Suelto una carcajada ante el andaluz americanizado
del pianista y levanto de nuevo mi copa, para evitar que la conversación vuelva
a ponerse triste.
—Por las estrellas y los novios perdidos… ¡Para que
no encuentren el camino de vuelta!
Y reímos los tres sin remedio. Es indescriptible la
emoción que siento al verme allí con esos dos genios. Espero que la noche sea
larga…
—Creo que necesitamos más música. Americano, toca
algo animado, que voy a bailar con Alejandra —dice Lorca levantándose de la
mesa y tendiéndome una mano.
George se dirige hacia el piano protestando por
tener que poner la música y perderse el baile. Me acerco y le prometo guardar
uno para él. “O varios”, responde el resignado pianista pero sin rendirse en su
coqueteo.
Federico me agarra para que su amigo empiece a tocar
y entonces éste nos regala una melodía alegre, que invita a bailar: Swanee. Mientras danzamos como
adolescentes despreocupados, Federico me mira escrutador. Y yo no puedo evitar
hacer lo mismo. Estoy bailando con el poeta de las cinco de la tarde, el poeta
en Nueva York, el padre de Yerma y de las Bodas de sangre que tanto describen
al ser humano y sus pasiones. Se me pone la piel de gallina.
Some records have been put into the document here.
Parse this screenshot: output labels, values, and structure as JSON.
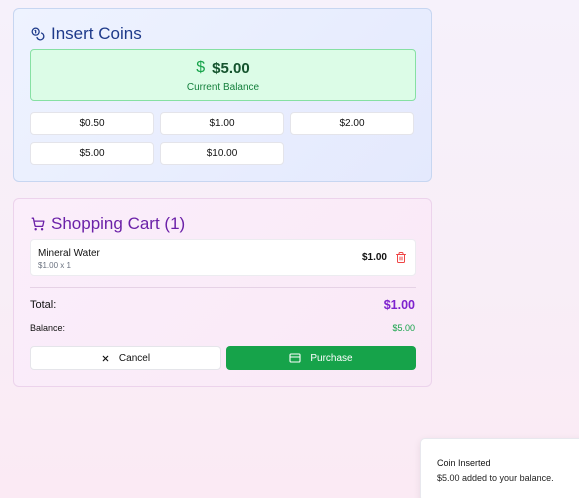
{
  "coins": {
    "title": "Insert Coins",
    "balance": {
      "currency_symbol": "$",
      "amount": "$5.00",
      "label": "Current Balance"
    },
    "options": [
      "$0.50",
      "$1.00",
      "$2.00",
      "$5.00",
      "$10.00"
    ]
  },
  "cart": {
    "title": "Shopping Cart (1)",
    "items": [
      {
        "name": "Mineral Water",
        "detail": "$1.00 x 1",
        "price": "$1.00"
      }
    ],
    "total_label": "Total:",
    "total_value": "$1.00",
    "balance_label": "Balance:",
    "balance_value": "$5.00",
    "cancel_label": "Cancel",
    "purchase_label": "Purchase"
  },
  "toast": {
    "title": "Coin Inserted",
    "message": "$5.00 added to your balance."
  },
  "colors": {
    "coins_accent": "#1e3a8a",
    "balance_bg": "#dcfce7",
    "cart_accent": "#6b21a8",
    "total": "#7e22ce",
    "primary_button": "#16a34a",
    "delete": "#ef4444"
  },
  "icons": {
    "coins": "coins-icon",
    "balance": "dollar-sign-icon",
    "cart": "shopping-cart-icon",
    "delete": "trash-icon",
    "cancel": "x-icon",
    "purchase": "credit-card-icon"
  }
}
—No me creo que estés tan impresionada, chiquilla
—dice Lorca, casi leyéndome el pensamiento—. Tú ya sabías que esto iba a
ocurrir. Te lo avisé yo mismo hace unos días, ¿recuerdas?
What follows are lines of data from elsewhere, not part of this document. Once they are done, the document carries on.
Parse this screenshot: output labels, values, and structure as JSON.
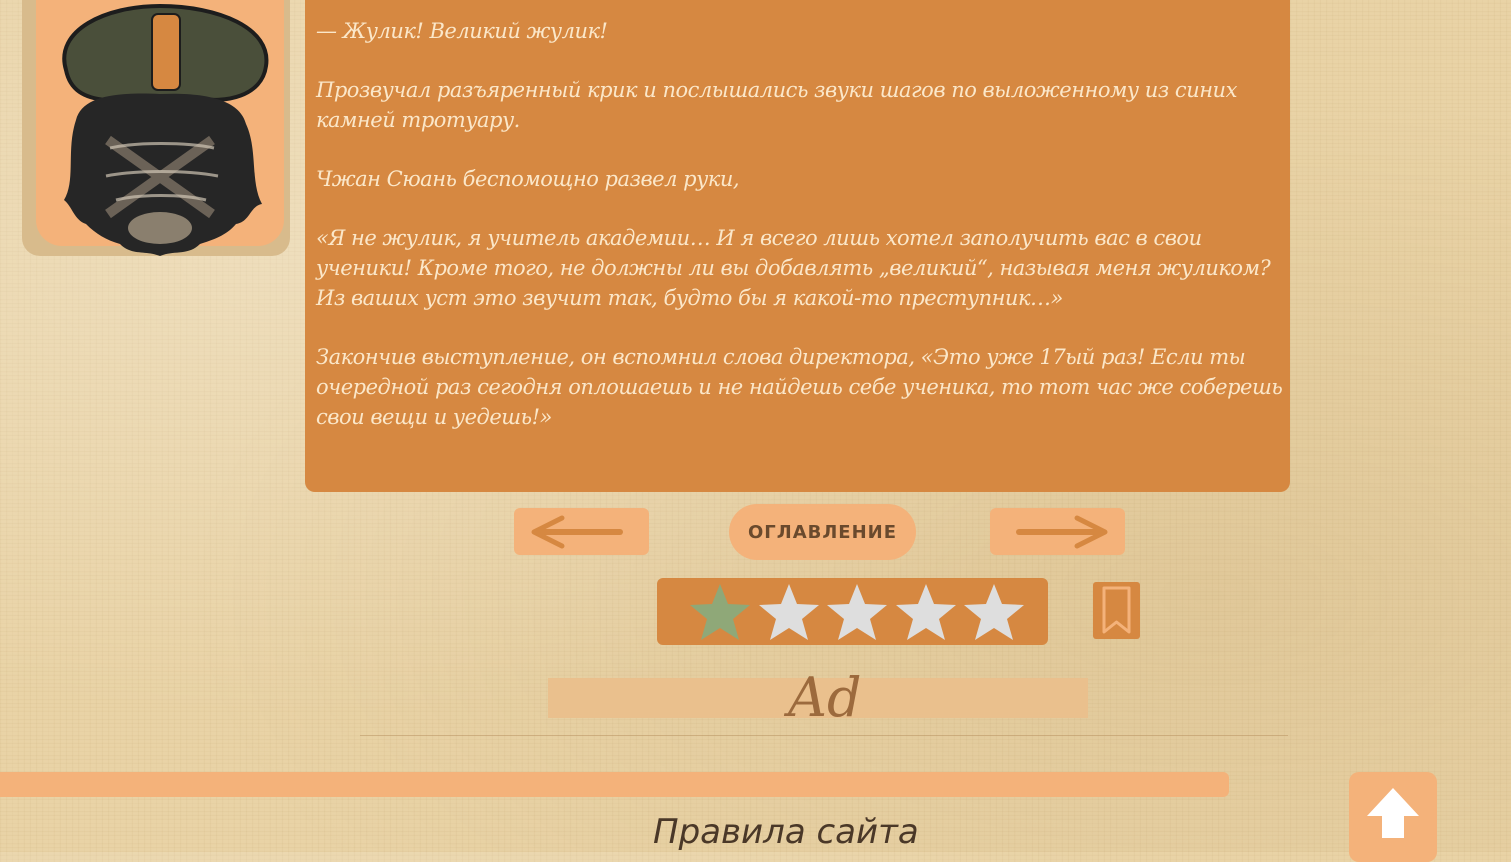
{
  "logo": {
    "icon": "bearded-character-logo-icon"
  },
  "chapter_text": {
    "paragraphs": [
      "— Жулик! Великий жулик!",
      "Прозвучал разъяренный крик и послышались звуки шагов по выложенному из синих камней тротуару.",
      "Чжан Сюань беспомощно развел руки,",
      "«Я не жулик, я учитель академии… И я всего лишь хотел заполучить вас в свои ученики! Кроме того, не должны ли вы добавлять „великий“, называя меня жуликом? Из ваших уст это звучит так, будто бы я какой-то преступник…»",
      "Закончив выступление, он вспомнил слова директора, «Это уже 17ый раз! Если ты очередной раз сегодня оплошаешь и не найдешь себе ученика, то тот час же соберешь свои вещи и уедешь!»"
    ]
  },
  "navigation": {
    "prev_icon": "arrow-left-icon",
    "next_icon": "arrow-right-icon",
    "toc_label": "ОГЛАВЛЕНИЕ"
  },
  "rating": {
    "max": 5,
    "value": 1,
    "active_color": "#8fa878",
    "inactive_color": "#dedede"
  },
  "bookmark": {
    "icon": "bookmark-icon"
  },
  "ad": {
    "label": "Ad"
  },
  "footer": {
    "title": "Правила сайта",
    "scroll_top_icon": "arrow-up-icon"
  },
  "colors": {
    "panel": "#d68841",
    "button": "#f4b27a",
    "text_light": "#fbe7c9",
    "background": "#e9d3a6"
  }
}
Es cierto, hace sólo unos días tuve un sueño con él.
Pero no le di importancia, mi pasión por su obra me había llevado a soñar antes
con sus poemas o con el propio poeta, e incluso a verme siendo Bernarda Alba o
Doña Rosita, la soltera. “Pronto nos veremos. Tenemos que hablar”. Pero no vi
profecía ninguna en eso. Le sonrío a modo de respuesta y le lanzo una pregunta
que lleva años rondándome la cabeza.
—Federico, ¿cuánto sabías de tu futuro? De tu
destino…
George sigue tocando mientras bailamos, parece que
no repare ya en nuestra presencia. Sólo está pendiente de su música. El piano y
él se funden en un espectáculo sublime. Fede se para al oír mi pregunta, me
mira con un toque de melancolía.
—La gran pregunta. Muchos de los que están en tu
lado se preguntan lo mismo. Pero creo que si te respondiera, perdería encanto.
Sólo el misterio nos hace vivir, querida muchacha mía, sólo el misterio… —y me
regala una mueca que significa algo así como “hasta aquí puedo leer”.
—Tenía que intentarlo —respondo con falsa
resignación—. Pero dime, ¿y todas esas pistas en tus obras? —intento de nuevo
sonsacarle algo.
—¿Qué pistas? No sé de qué me hablas… — dice
haciéndose el inocente para acto seguido guiñarme un ojo.
—Así que pasen cinco años escrita justo cinco años antes de…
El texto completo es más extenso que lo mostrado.